Apolipoprotein A-I (ApoA-I), the most abundant protein in high-density lipoprotein (HDL), plays a key role in the catabolism of cholesterol. However, specific mutations in the ApoA-I protein are responsible for late-onset systemic amyloidosis. Interestingly, carriers of such ApoA-I amyloidogenic mutations do not have higher cardiovascular disease risk despite reduced ApoA-I and HDL-cholesterol levels. Here we aimed at finding a correlation between ApoA-I variants’ structural properties in HDL and their ability to mediate cholesterol mobilization. Serum samples from L75P and L174S carriers, and from healthy donors, were analyzed by immunoblot and tested for their ability to stimulate cholesterol efflux from macrophages.

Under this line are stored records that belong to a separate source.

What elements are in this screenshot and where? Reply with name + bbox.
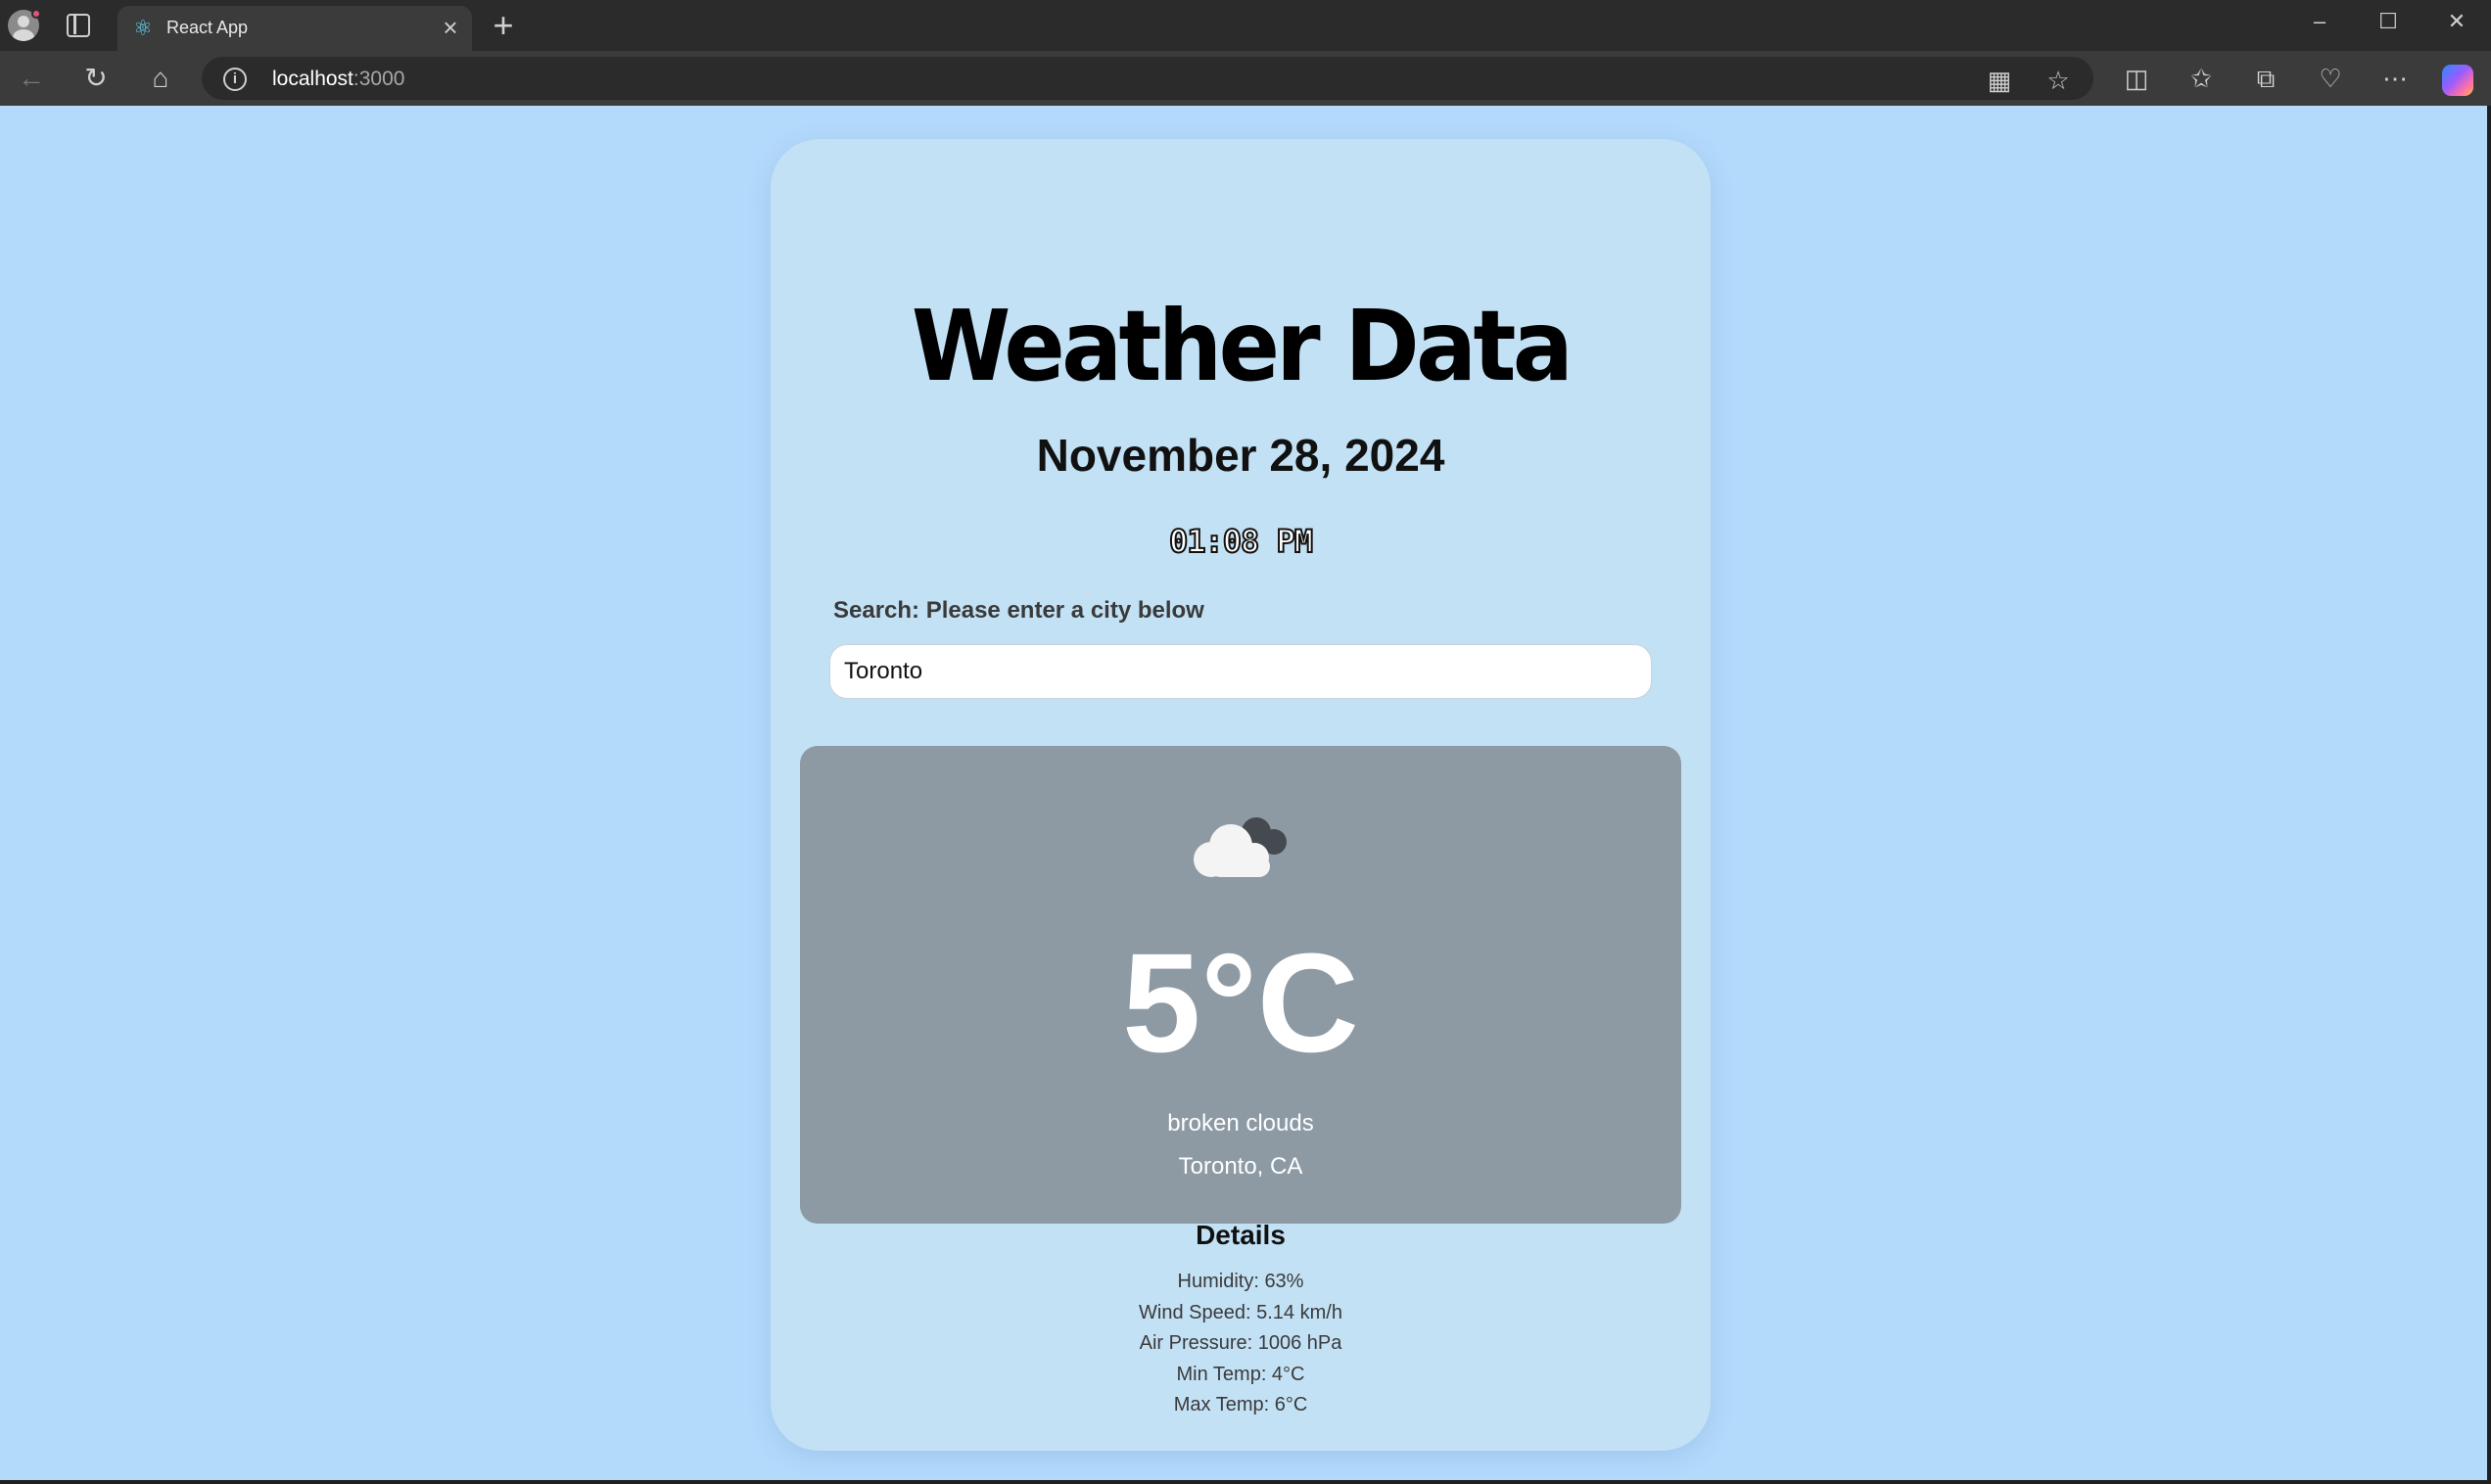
weather-location: Toronto, CA (1178, 1153, 1303, 1180)
minimize-icon[interactable]: – (2285, 0, 2354, 43)
home-icon[interactable]: ⌂ (141, 59, 180, 98)
detail-air-pressure: Air Pressure: 1006 hPa (1139, 1332, 1342, 1354)
tab-actions-icon[interactable] (67, 14, 90, 37)
browser-tab-bar: ⚛ React App × + – ☐ ✕ (0, 0, 2491, 51)
weather-description: broken clouds (1167, 1110, 1314, 1136)
site-info-icon[interactable]: i (223, 68, 247, 91)
collections-icon[interactable]: ⧉ (2248, 61, 2283, 96)
reload-icon[interactable]: ↻ (76, 59, 116, 98)
maximize-icon[interactable]: ☐ (2354, 0, 2422, 43)
current-time: 01:08 PM (1168, 522, 1314, 561)
detail-max-temp: Max Temp: 6°C (1173, 1394, 1308, 1415)
browser-address-bar: ← ↻ ⌂ i localhost:3000 ▦ ☆ ◫ ✩ ⧉ ♡ ⋯ (0, 51, 2491, 106)
new-tab-icon[interactable]: + (486, 8, 521, 43)
details-heading: Details (1196, 1220, 1286, 1250)
browser-tab[interactable]: ⚛ React App × (118, 6, 472, 51)
detail-humidity: Humidity: 63% (1177, 1271, 1304, 1292)
notification-dot (31, 9, 41, 19)
details-list: Humidity: 63% Wind Speed: 5.14 km/h Air … (771, 1267, 1711, 1421)
page-viewport: Weather Data November 28, 2024 01:08 PM … (0, 106, 2487, 1480)
city-search-input[interactable] (829, 644, 1652, 699)
browser-essentials-icon[interactable]: ♡ (2313, 61, 2348, 96)
more-options-icon[interactable]: ⋯ (2377, 61, 2413, 96)
split-screen-icon[interactable]: ◫ (2119, 61, 2154, 96)
url-text: localhost:3000 (272, 68, 405, 90)
url-field[interactable]: i localhost:3000 ▦ ☆ (202, 57, 2093, 100)
broken-clouds-icon (1194, 817, 1287, 877)
app-available-icon[interactable]: ▦ (1984, 65, 2015, 96)
close-tab-icon[interactable]: × (437, 14, 464, 41)
copilot-icon[interactable] (2442, 65, 2473, 96)
detail-min-temp: Min Temp: 4°C (1176, 1363, 1305, 1385)
temperature-value: 5°C (1122, 924, 1359, 1082)
search-label: Search: Please enter a city below (833, 597, 1204, 624)
tab-title: React App (166, 18, 249, 37)
favorites-icon[interactable]: ✩ (2184, 61, 2219, 96)
favorite-star-icon[interactable]: ☆ (2043, 65, 2074, 96)
back-icon[interactable]: ← (12, 59, 51, 98)
current-date: November 28, 2024 (1036, 430, 1445, 481)
weather-card: Weather Data November 28, 2024 01:08 PM … (771, 139, 1711, 1451)
react-logo-icon: ⚛ (133, 16, 153, 40)
current-weather-panel: 5°C broken clouds Toronto, CA (800, 746, 1681, 1224)
page-title: Weather Data (911, 289, 1574, 403)
detail-wind-speed: Wind Speed: 5.14 km/h (1139, 1301, 1342, 1323)
close-window-icon[interactable]: ✕ (2422, 0, 2491, 43)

Reconstituted 8.4 and 9.6 nm HDL particles (rHDL) containing ApoA-I variants were used for cholesterol efflux experiments and their structures were characterized by synchrotron radiation circular dichroism (SRCD) and hydrogen-deuterium exchange mass spectrometry (HDX-MS). Stability was measured by conventional CD. We found that serum from L75P and L174S carriers possess higher capacity to catalyze cholesterol efflux from macrophages compared to controls. Same conclusion was drawn when cholesterol efflux was mediated by rHDL. The HDL particle profile from carriers showed a higher relative abundance of the 8.4 nm vs 9.6 nm particles. Low-resolution structural analysis of the particles revealed that L75P- and L174S-ApoA-I proteins in 8.4 nm rHDL are characterized by altered secondary structure composition and a more relaxed binding to lipids compared to their native counterpart. However, the structural differences and increased flexibility did not affect particle stability. In conclusion, the unfavorable lipid profile of ApoA-I amyloidogenic variants’ carriers is balanced by a higher amount of smaller HDL particles that are particularly efficient at mediating cholesterol efflux. The improved functionality appears to be due to an increased plasticity of the protein structure.